ADR-0024: Account-portal org member management (invite allowlist + last-owner invariant)
Status: Accepted · 2026-07-16Context
ADR-0017 built the Account portal with a single-owner org: registering created acp_account and one org_members row (the owner). It named “org member
management” as the remaining gap — a real commercial org needs more than one
person to see licenses, downloads, and support. This ADR adds teammates without
weakening the portal’s guards or its content boundary.
Decisions
1. Two roles, and an org can never be orphaned
Roles stayowner | member (no new admin tier — it would widen the
Membership union used across the portal for marginal benefit). Members can
view the org (members, licenses, downloads, support); owners additionally
manage members. The load-bearing invariant is enforced in the service layer, with
tests: an org always keeps at least one owner — the last owner cannot be
removed or demoted (countOwners(accountId) <= 1 ⇒ 409).
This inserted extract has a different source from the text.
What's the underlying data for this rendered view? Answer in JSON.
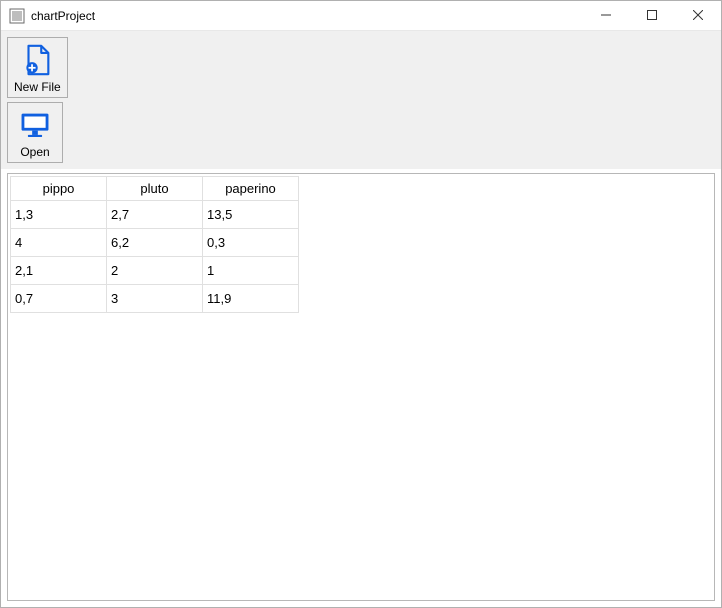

So no org is ever left
with no one who can administer it.
2. Invitations are an email allowlist that auto-accepts on sign-in
An owner invites by email into their own org (org_invites, keyed by
(account_id, lowercased email), upsert-idempotent). On every sign-in path
(issueSession → acceptInvitesForEmail) a user’s pending invites are accepted:
they’re added to each inviting org and the invite row is deleted. This works
whether or not the invitee already has a portal account — it composes with Clerk
JIT provisioning (idp mode provisions the user by verified email, then accepts
invites) and with dev-mode register/login. An invite only ever adds someone to the
inviter’s own org, so it grants no cross-tenant access. addMember is
ON CONFLICT DO NOTHING, so accepting an invite never downgrades an existing
higher role.
3. Every route is membership-guarded; only owners mutate; CSRF on writes
GET …/members requires membership (a non-member gets 404, no existence
leak). invite, role, DELETE member, DELETE invite require the actor be an
owner of the accountId in the URL (403 otherwise) and carry the session CSRF
token. The target of every mutation is bound to the same accountId via
getMembership(targetUserId, accountId), so :userId / :email path params can’t
reach a member of a different org (no IDOR). Each mutation records a control event
(member_invited, member_removed, member_role_changed,
member_invite_revoked) whose safeDetail carries only the role or "ok" —
never the raw email — keeping the vendor audit log PII-light.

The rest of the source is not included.